Many of Kundun's best scenes come at the beginning. The film opens with a highly magnified view of the creation of a mandala (sand-painting), while we hear the mother of the four-year-old Dalai Lama telling the story of his birth to him. Shortly thereafter, the boy (played by four actors over the course of the film, as an adult by Tenzin Thuthob Tsarong) is discovered by emissaries from far-off Lhasa. These monks are certain of the child's identity when he is able to identify objects belonging to the previous Dalai Lama, diead four years previously. He snatches these off a table, shouting "Mine! Mine!"
Both films portray the Dalai Lama as an extraordinary young man endowed with endearingly normal boyish characteristics. The religious and secular leader of a nation still cannot resist giggling and chasing his brother around the palace. Both films also feature many scenes in common. The Dalai Lama in both films spends time looking through a telescope, taking things apart with a screwdriver, and watching movies. In both movies, he plays around with an old car and has an elaborate music box. The screenwriters for both films must have depended on much of the same original source material, as the Dalai Lama is nearly identical in both films. In Kundun perhaps we see more of his status as a religious leader, and less of his attempts to modernize his nation as in Seven Years in Tibet.
Both films are centered around an identical crisis. After World War II, Tibet is threatened by the new People's Republic of China. Since the Dalai Lama is still only a teenager, the sight of him dealing with Chairman Mao (Robert Lin) himself is almost surreal.
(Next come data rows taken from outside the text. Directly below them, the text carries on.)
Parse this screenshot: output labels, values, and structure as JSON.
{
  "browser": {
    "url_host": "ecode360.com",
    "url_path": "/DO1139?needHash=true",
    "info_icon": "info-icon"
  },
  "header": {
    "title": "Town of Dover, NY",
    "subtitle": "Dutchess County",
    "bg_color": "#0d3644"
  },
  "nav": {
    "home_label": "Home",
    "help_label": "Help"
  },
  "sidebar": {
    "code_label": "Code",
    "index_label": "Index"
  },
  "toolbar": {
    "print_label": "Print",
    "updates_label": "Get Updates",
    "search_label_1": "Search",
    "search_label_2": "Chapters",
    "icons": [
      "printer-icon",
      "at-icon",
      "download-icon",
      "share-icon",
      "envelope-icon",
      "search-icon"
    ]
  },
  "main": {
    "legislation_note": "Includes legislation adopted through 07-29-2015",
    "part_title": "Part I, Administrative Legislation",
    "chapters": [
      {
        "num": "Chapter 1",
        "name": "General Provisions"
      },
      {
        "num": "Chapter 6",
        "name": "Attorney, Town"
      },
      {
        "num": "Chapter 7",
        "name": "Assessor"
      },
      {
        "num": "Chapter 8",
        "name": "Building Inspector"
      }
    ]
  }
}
Of course Tibet is unable to oppose her vastly more powerful neighbor, and quickly the country is absorbed into a new, repressive whole. The films conclude differently: Seven Years in Tibet ends with the Dalai Lama still in China, while Kundun portrays his ultimate departure from the nation, walking over the Indian border to the lament of his people.
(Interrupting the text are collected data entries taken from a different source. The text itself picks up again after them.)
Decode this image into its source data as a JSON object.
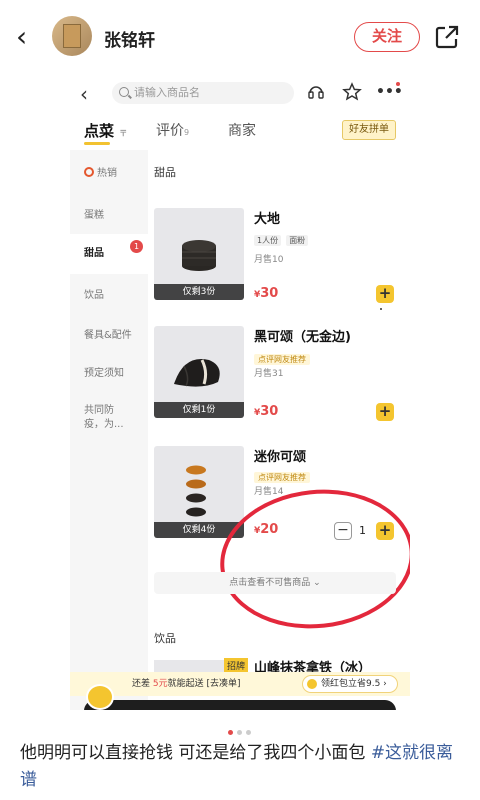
{
  "post": {
    "author": "张铭轩",
    "follow_label": "关注",
    "caption_text": "他明明可以直接抢钱 可还是给了我四个小面包 ",
    "caption_hashtag": "#这就很离谱"
  },
  "app": {
    "search_placeholder": "请输入商品名",
    "tabs": [
      {
        "label": "点菜",
        "sub": "〒"
      },
      {
        "label": "评价",
        "sub": "9"
      },
      {
        "label": "商家",
        "sub": ""
      }
    ],
    "group_button": "好友拼单",
    "sidebar": [
      {
        "label": "热销"
      },
      {
        "label": "蛋糕"
      },
      {
        "label": "甜品",
        "badge": "1"
      },
      {
        "label": "饮品"
      },
      {
        "label": "餐具&配件"
      },
      {
        "label": "预定须知"
      },
      {
        "label": "共同防疫，为..."
      }
    ],
    "section_dessert": "甜品",
    "section_drinks": "饮品",
    "items": [
      {
        "name": "大地",
        "tags": [
          "1人份",
          "面粉"
        ],
        "sold": "月售10",
        "price": "30",
        "stock": "仅剩3份"
      },
      {
        "name": "黑可颂（无金边)",
        "rec": "点评网友推荐",
        "sold": "月售31",
        "price": "30",
        "stock": "仅剩1份"
      },
      {
        "name": "迷你可颂",
        "rec": "点评网友推荐",
        "sold": "月售14",
        "price": "20",
        "stock": "仅剩4份",
        "qty": "1"
      }
    ],
    "view_more": "点击查看不可售商品 ⌄",
    "partial_item": {
      "badge": "招牌",
      "name": "山峰抹茶拿铁（冰）"
    },
    "bottom": {
      "pre": "还差",
      "amount": "5元",
      "post": "就能起送",
      "link": "[去凑单]",
      "coupon": "领红包立省9.5 ›"
    },
    "currency": "¥",
    "plus": "+",
    "minus": "−"
  }
}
The most important quality Scorsese brings to this film is his eye for novel images. As previously mentioned, the close-ups of the sand paintings are striking. Perhaps the ephemberal nature of the mandala is a visual metaphor for Tibet. In the film, the Dalai Lama sometimes sees the death of his people in his mind's eye, and there is nobody better than Scorsese at portraying scenes or tableaux of bloody carnage. While the religous ceremonies consist largely of the standard series of processions, there are an interesting series of scenes involving a large, raving soothsayer.
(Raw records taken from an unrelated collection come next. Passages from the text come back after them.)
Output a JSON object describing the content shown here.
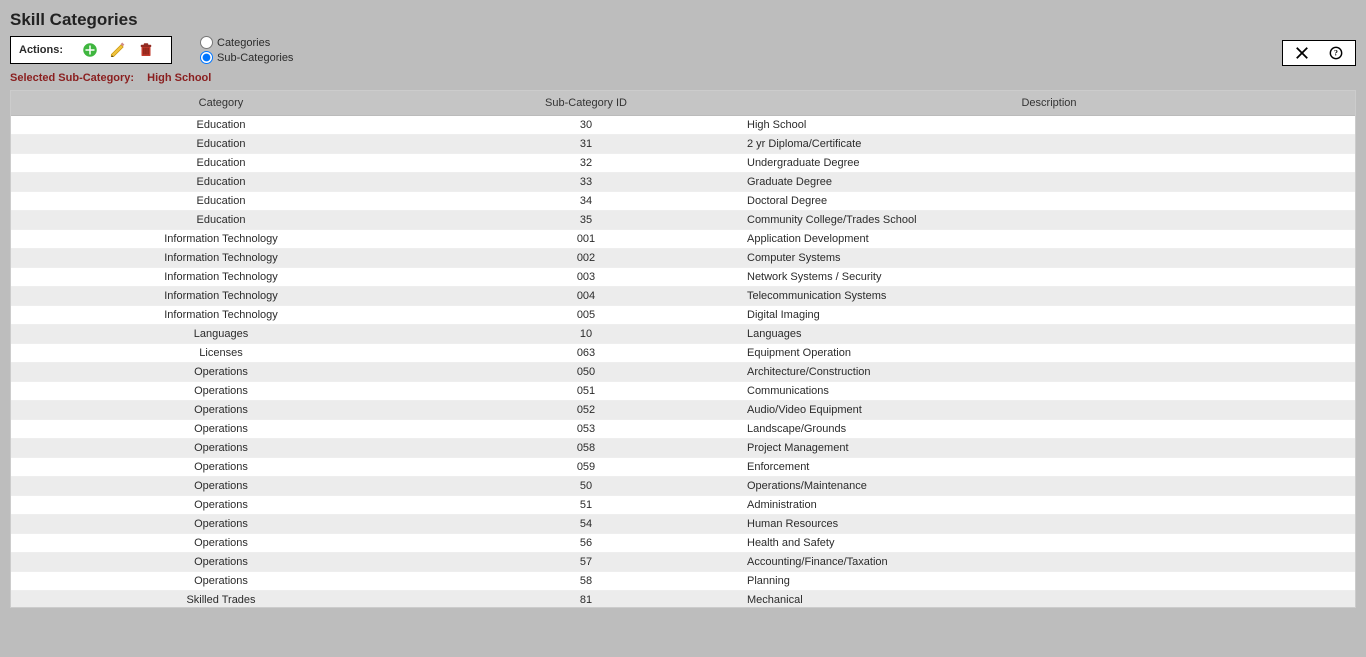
{
  "title": "Skill Categories",
  "actions": {
    "label": "Actions:"
  },
  "radios": {
    "categories": "Categories",
    "sub_categories": "Sub-Categories",
    "selected": "sub_categories"
  },
  "selected_line": {
    "label": "Selected Sub-Category:",
    "value": "High School"
  },
  "table": {
    "headers": {
      "category": "Category",
      "sub_id": "Sub-Category ID",
      "description": "Description"
    },
    "rows": [
      {
        "category": "Education",
        "sub_id": "30",
        "description": "High School"
      },
      {
        "category": "Education",
        "sub_id": "31",
        "description": "2 yr Diploma/Certificate"
      },
      {
        "category": "Education",
        "sub_id": "32",
        "description": "Undergraduate Degree"
      },
      {
        "category": "Education",
        "sub_id": "33",
        "description": "Graduate Degree"
      },
      {
        "category": "Education",
        "sub_id": "34",
        "description": "Doctoral Degree"
      },
      {
        "category": "Education",
        "sub_id": "35",
        "description": "Community College/Trades School"
      },
      {
        "category": "Information Technology",
        "sub_id": "001",
        "description": "Application Development"
      },
      {
        "category": "Information Technology",
        "sub_id": "002",
        "description": "Computer Systems"
      },
      {
        "category": "Information Technology",
        "sub_id": "003",
        "description": "Network Systems / Security"
      },
      {
        "category": "Information Technology",
        "sub_id": "004",
        "description": "Telecommunication Systems"
      },
      {
        "category": "Information Technology",
        "sub_id": "005",
        "description": "Digital Imaging"
      },
      {
        "category": "Languages",
        "sub_id": "10",
        "description": "Languages"
      },
      {
        "category": "Licenses",
        "sub_id": "063",
        "description": "Equipment Operation"
      },
      {
        "category": "Operations",
        "sub_id": "050",
        "description": "Architecture/Construction"
      },
      {
        "category": "Operations",
        "sub_id": "051",
        "description": "Communications"
      },
      {
        "category": "Operations",
        "sub_id": "052",
        "description": "Audio/Video Equipment"
      },
      {
        "category": "Operations",
        "sub_id": "053",
        "description": "Landscape/Grounds"
      },
      {
        "category": "Operations",
        "sub_id": "058",
        "description": "Project Management"
      },
      {
        "category": "Operations",
        "sub_id": "059",
        "description": "Enforcement"
      },
      {
        "category": "Operations",
        "sub_id": "50",
        "description": "Operations/Maintenance"
      },
      {
        "category": "Operations",
        "sub_id": "51",
        "description": "Administration"
      },
      {
        "category": "Operations",
        "sub_id": "54",
        "description": "Human Resources"
      },
      {
        "category": "Operations",
        "sub_id": "56",
        "description": "Health and Safety"
      },
      {
        "category": "Operations",
        "sub_id": "57",
        "description": "Accounting/Finance/Taxation"
      },
      {
        "category": "Operations",
        "sub_id": "58",
        "description": "Planning"
      },
      {
        "category": "Skilled Trades",
        "sub_id": "81",
        "description": "Mechanical"
      }
    ]
  }
}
Yes, the Dalai Lama is certainly one of the most fascinating figures alive today. However, does his life necessarily work as a film? He was born, discovered, and fled to India. Unless one already has a strong interest in him, in Tibet, or in Buddhism, then Kundun can be a tedious cinematic exercise. True, the production values are outstanding, but no more so than in Seven Years in Tibet. The music of Philip Glass, despite using some Tibetan themes and instruments, consists largely of repeated scales, soporfic in their monotony. While Glass does have an affinity for figures of peace like the Dalai Lama (see his opera Satyagraha), his music is not always as individually expressive of them as it might be: the score is much better suited for an exercise like Koyannisqaatsi.
Take this criticism with a great deal of salt. Perhaps Kundun did not work for me because I am appallingly shallow. However, as a film, I believe Seven Years in Tibet, with its story of how one man came to enlightenment due to the influence of the Dalai Lama worked better than Kundun and its portrayal of the mutual relationship that the Dalai Lama and his country had.